However exciting it sounds, we won't go too deep into the partitioning and clustering part and instead we'll have a look at the forms of emulation. They are—full virtualization, para-virtualization, and hardware-assist virtualization.
Full virtualization uses a concept of Binary Translation (BT) to provide a typical runtime re-write method which is required for this method to work. Here each instruction is read from the machine's binary and helps place the machine in a similar state to where the VM would be, after it has carried out that specific function. However, there are discussions about the "accuracy of emulation" as to how accurate the instruction modifications are. There are five types of accuracies, from datapath accuracy to HLE. But we won't delve into these deeper as we might have to get scientists from Intel and AMD to do the explanation.

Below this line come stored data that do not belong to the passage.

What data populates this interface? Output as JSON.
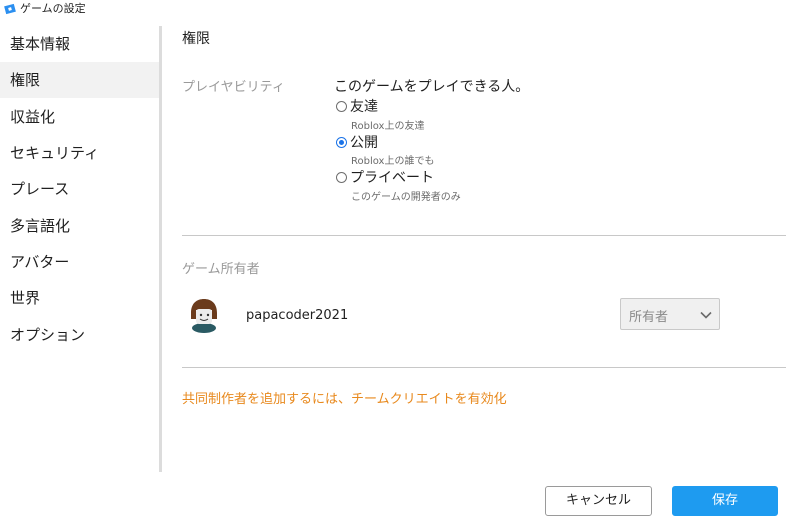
{
  "window": {
    "title": "ゲームの設定",
    "icon": "roblox-studio-icon"
  },
  "sidebar": {
    "items": [
      {
        "label": "基本情報",
        "active": false
      },
      {
        "label": "権限",
        "active": true
      },
      {
        "label": "収益化",
        "active": false
      },
      {
        "label": "セキュリティ",
        "active": false
      },
      {
        "label": "プレース",
        "active": false
      },
      {
        "label": "多言語化",
        "active": false
      },
      {
        "label": "アバター",
        "active": false
      },
      {
        "label": "世界",
        "active": false
      },
      {
        "label": "オプション",
        "active": false
      }
    ]
  },
  "main": {
    "title": "権限",
    "playability": {
      "label": "プレイヤビリティ",
      "question": "このゲームをプレイできる人。",
      "options": [
        {
          "label": "友達",
          "description": "Roblox上の友達",
          "selected": false
        },
        {
          "label": "公開",
          "description": "Roblox上の誰でも",
          "selected": true
        },
        {
          "label": "プライベート",
          "description": "このゲームの開発者のみ",
          "selected": false
        }
      ]
    },
    "owner": {
      "label": "ゲーム所有者",
      "username": "papacoder2021",
      "role": "所有者"
    },
    "enable_team_create": "共同制作者を追加するには、チームクリエイトを有効化"
  },
  "footer": {
    "cancel_label": "キャンセル",
    "save_label": "保存"
  },
  "colors": {
    "accent": "#1e9bf0",
    "radio_selected": "#1a73e8",
    "link_orange": "#e8891d",
    "muted_text": "#9a9a9a"
  }
}
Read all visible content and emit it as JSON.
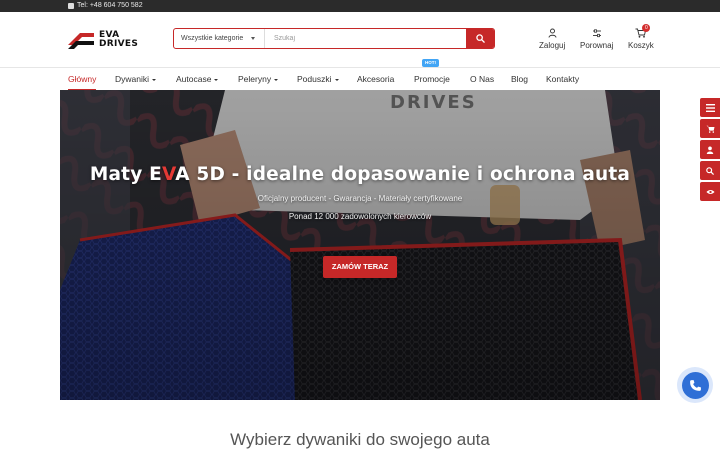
{
  "topbar": {
    "phone": "Tel: +48 604 750 582"
  },
  "brand": {
    "line1": "EVA",
    "line2": "DRIVES",
    "accent_color": "#c62828"
  },
  "search": {
    "category": "Wszystkie kategorie",
    "placeholder": "Szukaj",
    "icon": "search-icon"
  },
  "header_actions": [
    {
      "label": "Zaloguj",
      "icon": "user-icon"
    },
    {
      "label": "Porownaj",
      "icon": "sliders-icon"
    },
    {
      "label": "Koszyk",
      "icon": "cart-icon",
      "badge": "0"
    }
  ],
  "nav": {
    "items": [
      {
        "label": "Główny",
        "active": true
      },
      {
        "label": "Dywaniki",
        "dropdown": true
      },
      {
        "label": "Autocase",
        "dropdown": true
      },
      {
        "label": "Peleryny",
        "dropdown": true
      },
      {
        "label": "Poduszki",
        "dropdown": true
      },
      {
        "label": "Akcesoria"
      },
      {
        "label": "Promocje",
        "badge": "HOT!"
      },
      {
        "label": "O Nas"
      },
      {
        "label": "Blog"
      },
      {
        "label": "Kontakty"
      }
    ]
  },
  "hero": {
    "title_before": "Maty E",
    "title_accent": "V",
    "title_after": "A 5D - idealne dopasowanie i ochrona auta",
    "subtitle1": "Oficjalny producent - Gwarancja - Materiały certyfikowane",
    "subtitle2": "Ponad 12 000 zadowolonych kierowców",
    "cta": "ZAMÓW TERAZ",
    "shirt_print": "DRIVES"
  },
  "side_rail": [
    "menu-icon",
    "cart-icon",
    "user-icon",
    "search-icon",
    "eye-icon"
  ],
  "call_button": {
    "icon": "phone-icon"
  },
  "section": {
    "heading": "Wybierz dywaniki do swojego auta"
  }
}
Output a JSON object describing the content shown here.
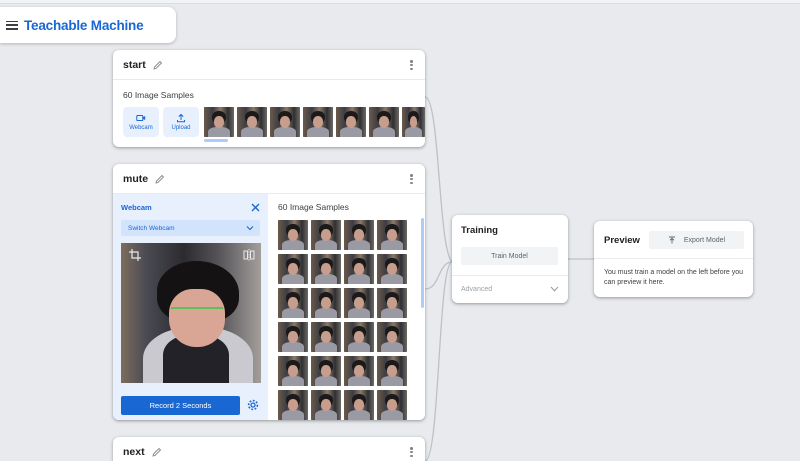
{
  "app": {
    "title": "Teachable Machine"
  },
  "classes": [
    {
      "name": "start",
      "samples_label": "60 Image Samples",
      "buttons": {
        "webcam": "Webcam",
        "upload": "Upload"
      }
    },
    {
      "name": "mute",
      "samples_label": "60 Image Samples",
      "webcam_panel": {
        "title": "Webcam",
        "switch_label": "Switch Webcam",
        "record_label": "Record 2 Seconds"
      }
    },
    {
      "name": "next"
    }
  ],
  "training": {
    "title": "Training",
    "train_button": "Train Model",
    "advanced_label": "Advanced"
  },
  "preview": {
    "title": "Preview",
    "export_button": "Export Model",
    "message": "You must train a model on the left before you can preview it here."
  },
  "colors": {
    "accent": "#1967d2",
    "accent_light": "#e8f0fe",
    "background": "#e8eaed"
  },
  "icons": [
    "menu-icon",
    "pencil-icon",
    "more-vert-icon",
    "videocam-icon",
    "upload-icon",
    "close-icon",
    "chevron-down-icon",
    "crop-icon",
    "flip-icon",
    "settings-icon",
    "export-icon"
  ]
}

Para-virtualization took birth from the Xen project originated at Cambridge University. It is the Open Source answer to the ring privileging solution. Simply said, instead of capturing the whole IA32 instruction set, it just captures the parts that are altered, thus increasing the performance of the VMs against the full-virtualization methods.
Finally, hardware-assist virtualization rests on the newer families of chips such as Intel VTx and AMD V chipsets. This enables unmodified VMs to execute on more enhanced VMMs (Virtual Machine Monitors). They might be faster than the above mentioned two methods but a lot of mixing occurs where both full and para-virtualization solutions are taking full advantage of the VTx and AMD V technologies.